MegaPortraits: High-Res Deepfakes Created From a Single Photo

Researchers from Samsung Labs have developed a way to create high-resolution avatars, or deepfakes, from a single still frame photo or even a painting.

The team calls it MegaPortraits and claims they are able to create avatars up to megapixel size from a single frame. According to the team, their breakthroughs tackled the problem that the driver’s image may look different than the animation source. For example, it is much harder to operate an effective deepfake of Angelina Jolie when the subject is a short-haired male.

HTML2_ The reason deepfakes featuring Tom Cruise were so successful was because they had an identical appearance to Cruise and could replicate his mannerisms. If the model was very different, it would be much more difficult to make a deepfake of Cruise.

This method appears to solve that problem and allows anyone to control realistic avatars even if they do not closely resemble the target.

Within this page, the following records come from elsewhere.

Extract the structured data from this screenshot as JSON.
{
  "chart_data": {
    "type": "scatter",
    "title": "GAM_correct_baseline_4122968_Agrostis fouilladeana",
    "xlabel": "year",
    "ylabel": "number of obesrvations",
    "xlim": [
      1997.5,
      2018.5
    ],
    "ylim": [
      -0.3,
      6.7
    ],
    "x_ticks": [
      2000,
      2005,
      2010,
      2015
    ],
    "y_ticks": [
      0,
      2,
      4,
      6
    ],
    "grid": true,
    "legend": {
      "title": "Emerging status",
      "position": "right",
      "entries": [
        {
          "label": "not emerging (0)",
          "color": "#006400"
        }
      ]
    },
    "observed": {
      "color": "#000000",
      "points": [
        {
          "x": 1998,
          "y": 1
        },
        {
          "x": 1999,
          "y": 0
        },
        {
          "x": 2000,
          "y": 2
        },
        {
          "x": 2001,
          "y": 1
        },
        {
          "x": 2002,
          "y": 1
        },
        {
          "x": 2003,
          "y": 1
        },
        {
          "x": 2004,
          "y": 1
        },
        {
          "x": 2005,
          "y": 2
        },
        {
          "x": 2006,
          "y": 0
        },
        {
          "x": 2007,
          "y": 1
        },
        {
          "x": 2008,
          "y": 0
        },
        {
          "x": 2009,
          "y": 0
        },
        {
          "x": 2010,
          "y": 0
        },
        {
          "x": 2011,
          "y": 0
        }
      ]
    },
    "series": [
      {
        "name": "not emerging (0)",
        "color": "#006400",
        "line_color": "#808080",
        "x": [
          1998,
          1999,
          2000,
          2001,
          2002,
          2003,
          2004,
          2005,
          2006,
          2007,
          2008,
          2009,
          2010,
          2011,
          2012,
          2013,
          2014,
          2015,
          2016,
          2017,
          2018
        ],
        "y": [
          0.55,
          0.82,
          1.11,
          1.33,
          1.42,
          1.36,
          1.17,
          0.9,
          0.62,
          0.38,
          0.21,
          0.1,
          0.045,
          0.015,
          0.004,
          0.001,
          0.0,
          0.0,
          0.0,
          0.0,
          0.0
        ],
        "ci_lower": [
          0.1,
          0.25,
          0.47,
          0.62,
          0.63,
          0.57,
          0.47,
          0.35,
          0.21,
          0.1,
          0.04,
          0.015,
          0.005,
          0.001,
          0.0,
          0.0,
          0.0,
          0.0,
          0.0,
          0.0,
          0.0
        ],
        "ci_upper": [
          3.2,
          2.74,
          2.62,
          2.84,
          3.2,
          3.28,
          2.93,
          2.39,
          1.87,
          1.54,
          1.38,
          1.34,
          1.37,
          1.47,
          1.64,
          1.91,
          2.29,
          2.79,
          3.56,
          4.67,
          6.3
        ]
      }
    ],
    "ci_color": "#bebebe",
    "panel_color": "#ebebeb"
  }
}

“We propose a set of new neural architectures and training methods that can leverage both medium-resolution video data and high-resolution image data to achieve the desired levels of rendered image quality and generalization to novel views and motion,” the researchers state in their abstract.

“We demonstrate that the suggested architectures and methods can produce convincing, high-resolution neural avatars.

The system to create high-resolution avatars of humans is known as MegaPortraits or megapixel portraits. The researchers explain that the model is trained in two stages, but they have also proposed a third additional stage that allows it to work faster.

Our training system is fairly standard. We sample two random frames from our dataset at each step: the source frame and the driver frame. The team explained that the model overlays the driver frame’s motion (i.e. the facial expression and head position) on the output frame in order to create an image.

The main learning signal comes from training episodes in which the driver and source frames are from the same video. Therefore, our model is trained to predict the driver frame .”

Perhaps even more remarkable, this team managed to compress the system into a model that runs in real time.

“We show how a trained high-resolution neural avatar model can be distilled into a lightweight student model which runs in real-time and locks the identities of neural avatars to several dozens of pre-defined source images,” the researchers continue. The program’s effectiveness is demonstrated by the multiple above results. The full project titled MegaPortraits: One-shot Megapixel Neural Head Avatars has been published as a scientific paper.